Le marché du luxe français jouit d'une réputation formidable et réussit à faire cohabiter
les marques locales de renommée mondiale et les créateurs étrangers dans les rues de ses grandes villes.
 
16 novembre 2018

« Le secteur du luxe cherche à élargir son panel d’offre et les millennials, qui sont en quête de marques et de qualité, constituent désormais une cible de choix. Les marques du secteur s’adaptent donc à cette nouvelle clientèle en proposant un segment de produits accessibles tels que les cosmétiques et les parfums. »

Véronique Nocquet, Directeur Agence Conseil, JLL

Ainsi, la France comptait le plus grande nombre d’enseignes de luxe en 2017, selon une étude du cabinet Deloitte; une embellie en grande partie portée par la capitale. 

Il faut dire que Paris entretient une véritable culture du luxe. Que ce soit par le biais de son histoire, de son savoir-faire artisanal ou de la garantie offerte aux clients d’acquérir des produits authentiques, la ville lumière a tout pour attirer les consommateurs. Avec, au premier rang, les touristes étrangers.

« Paris bénéficiera toujours de l’attachement émotionnel des étrangers pour notre capitale, » constate Véronique Nocquet, Directeur Équipe Commerces France chez JLL. « Beaucoup perçoivent Paris comme le berceau de la haute couture et de la mode où se mêlent élégance et raffinement. »

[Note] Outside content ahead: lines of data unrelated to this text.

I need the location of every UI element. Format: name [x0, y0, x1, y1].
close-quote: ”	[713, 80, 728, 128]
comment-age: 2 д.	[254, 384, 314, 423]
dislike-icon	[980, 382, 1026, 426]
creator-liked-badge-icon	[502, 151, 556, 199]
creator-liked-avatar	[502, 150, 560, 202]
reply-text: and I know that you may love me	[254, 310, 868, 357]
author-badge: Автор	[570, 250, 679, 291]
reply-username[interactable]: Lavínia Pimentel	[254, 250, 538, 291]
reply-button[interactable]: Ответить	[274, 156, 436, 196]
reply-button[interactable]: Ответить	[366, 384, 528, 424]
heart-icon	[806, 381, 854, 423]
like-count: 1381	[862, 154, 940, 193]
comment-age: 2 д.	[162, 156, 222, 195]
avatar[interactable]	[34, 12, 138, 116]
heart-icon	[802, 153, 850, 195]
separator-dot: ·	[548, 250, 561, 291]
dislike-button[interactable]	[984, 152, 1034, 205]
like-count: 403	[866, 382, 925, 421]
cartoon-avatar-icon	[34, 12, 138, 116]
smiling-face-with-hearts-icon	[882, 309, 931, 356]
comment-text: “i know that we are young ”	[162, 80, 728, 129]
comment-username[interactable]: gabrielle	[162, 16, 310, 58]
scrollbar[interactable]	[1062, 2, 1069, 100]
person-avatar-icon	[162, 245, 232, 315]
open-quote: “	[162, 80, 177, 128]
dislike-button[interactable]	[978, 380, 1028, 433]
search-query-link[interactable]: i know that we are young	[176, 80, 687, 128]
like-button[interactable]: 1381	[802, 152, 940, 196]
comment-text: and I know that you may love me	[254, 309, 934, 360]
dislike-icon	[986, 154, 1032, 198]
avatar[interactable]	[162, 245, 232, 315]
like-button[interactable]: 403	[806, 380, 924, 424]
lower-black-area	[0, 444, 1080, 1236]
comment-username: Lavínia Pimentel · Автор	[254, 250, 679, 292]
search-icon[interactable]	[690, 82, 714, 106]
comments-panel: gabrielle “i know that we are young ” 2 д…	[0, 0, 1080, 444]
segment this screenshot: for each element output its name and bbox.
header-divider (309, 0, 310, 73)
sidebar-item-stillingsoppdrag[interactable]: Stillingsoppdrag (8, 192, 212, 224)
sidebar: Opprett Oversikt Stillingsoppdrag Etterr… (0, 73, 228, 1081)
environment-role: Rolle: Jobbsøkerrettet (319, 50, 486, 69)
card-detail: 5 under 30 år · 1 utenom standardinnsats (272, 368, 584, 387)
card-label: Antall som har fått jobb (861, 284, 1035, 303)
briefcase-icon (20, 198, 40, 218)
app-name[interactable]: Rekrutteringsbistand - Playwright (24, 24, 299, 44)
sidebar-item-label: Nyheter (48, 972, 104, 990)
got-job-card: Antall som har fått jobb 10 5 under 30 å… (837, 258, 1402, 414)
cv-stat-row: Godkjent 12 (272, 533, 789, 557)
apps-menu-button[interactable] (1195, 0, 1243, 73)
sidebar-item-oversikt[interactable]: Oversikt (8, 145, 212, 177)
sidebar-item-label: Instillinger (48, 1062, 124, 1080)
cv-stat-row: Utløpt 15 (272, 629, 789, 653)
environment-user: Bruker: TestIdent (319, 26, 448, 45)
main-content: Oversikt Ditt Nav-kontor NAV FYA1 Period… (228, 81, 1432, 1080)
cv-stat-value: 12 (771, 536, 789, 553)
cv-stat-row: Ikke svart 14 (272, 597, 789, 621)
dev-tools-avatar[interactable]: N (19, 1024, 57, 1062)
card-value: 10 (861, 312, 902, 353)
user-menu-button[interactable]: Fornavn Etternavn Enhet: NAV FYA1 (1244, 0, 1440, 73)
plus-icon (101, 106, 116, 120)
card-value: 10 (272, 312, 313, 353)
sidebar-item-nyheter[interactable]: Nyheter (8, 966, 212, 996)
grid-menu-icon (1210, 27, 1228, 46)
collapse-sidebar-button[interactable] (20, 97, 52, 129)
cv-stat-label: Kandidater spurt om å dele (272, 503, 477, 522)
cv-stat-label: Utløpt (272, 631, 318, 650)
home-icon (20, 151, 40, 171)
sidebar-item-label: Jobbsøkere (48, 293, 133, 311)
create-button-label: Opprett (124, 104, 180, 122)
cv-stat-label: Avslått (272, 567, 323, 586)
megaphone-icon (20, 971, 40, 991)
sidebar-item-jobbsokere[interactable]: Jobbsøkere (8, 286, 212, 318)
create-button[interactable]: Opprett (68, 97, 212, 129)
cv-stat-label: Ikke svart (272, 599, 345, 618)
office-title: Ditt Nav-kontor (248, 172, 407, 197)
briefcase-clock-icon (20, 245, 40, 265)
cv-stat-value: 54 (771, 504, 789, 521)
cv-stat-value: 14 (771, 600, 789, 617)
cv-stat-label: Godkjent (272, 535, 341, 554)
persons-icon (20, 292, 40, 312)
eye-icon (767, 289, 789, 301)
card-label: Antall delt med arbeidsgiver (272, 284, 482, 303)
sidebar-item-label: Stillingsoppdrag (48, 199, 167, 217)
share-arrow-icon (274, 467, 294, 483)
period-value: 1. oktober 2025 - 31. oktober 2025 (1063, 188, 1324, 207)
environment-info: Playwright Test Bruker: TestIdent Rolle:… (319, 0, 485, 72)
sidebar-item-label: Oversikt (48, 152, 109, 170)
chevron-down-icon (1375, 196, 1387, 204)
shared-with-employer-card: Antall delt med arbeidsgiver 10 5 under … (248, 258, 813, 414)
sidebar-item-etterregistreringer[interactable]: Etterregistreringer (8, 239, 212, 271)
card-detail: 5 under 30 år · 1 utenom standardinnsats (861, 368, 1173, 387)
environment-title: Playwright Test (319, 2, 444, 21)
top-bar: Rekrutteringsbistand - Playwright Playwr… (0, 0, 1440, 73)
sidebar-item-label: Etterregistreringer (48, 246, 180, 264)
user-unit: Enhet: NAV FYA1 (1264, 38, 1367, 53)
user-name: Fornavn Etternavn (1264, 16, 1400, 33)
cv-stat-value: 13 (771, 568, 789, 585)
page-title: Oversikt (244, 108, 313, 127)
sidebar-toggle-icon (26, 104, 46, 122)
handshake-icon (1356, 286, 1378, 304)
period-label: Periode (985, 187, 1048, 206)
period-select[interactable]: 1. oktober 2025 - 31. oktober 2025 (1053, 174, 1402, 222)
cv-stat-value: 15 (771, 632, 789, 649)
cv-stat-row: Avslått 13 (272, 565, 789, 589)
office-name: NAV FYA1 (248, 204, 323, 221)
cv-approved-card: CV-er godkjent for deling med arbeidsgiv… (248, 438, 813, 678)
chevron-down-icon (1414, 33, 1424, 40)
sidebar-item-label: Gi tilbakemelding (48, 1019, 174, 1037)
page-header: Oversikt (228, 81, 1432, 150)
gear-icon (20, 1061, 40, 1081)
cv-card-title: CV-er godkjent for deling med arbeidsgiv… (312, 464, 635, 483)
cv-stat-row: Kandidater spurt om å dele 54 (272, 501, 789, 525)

Cela explique pourquoi le marché du luxe parisien reste l’une des premières destinations touristiques au monde, selon elle. Un marché qui profite d’ailleurs de l’essor du tourisme mondial et de la hausse du pouvoir d’achat de ses visiteurs. 

Nouvelle cible

De nouvelles cibles commerciales sont à présent dans le viseur des grandes enseignes.

« Le secteur du luxe cherche à élargir son panel d’offre et les millennials, qui sont en quête de marques et de qualité, constituent désormais une cible de choix, » note Véronique Nocquet. « Les marques du secteur s’adaptent donc à cette nouvelle clientèle en proposant un segment de produits accessibles tels que les cosmétiques et les parfums. »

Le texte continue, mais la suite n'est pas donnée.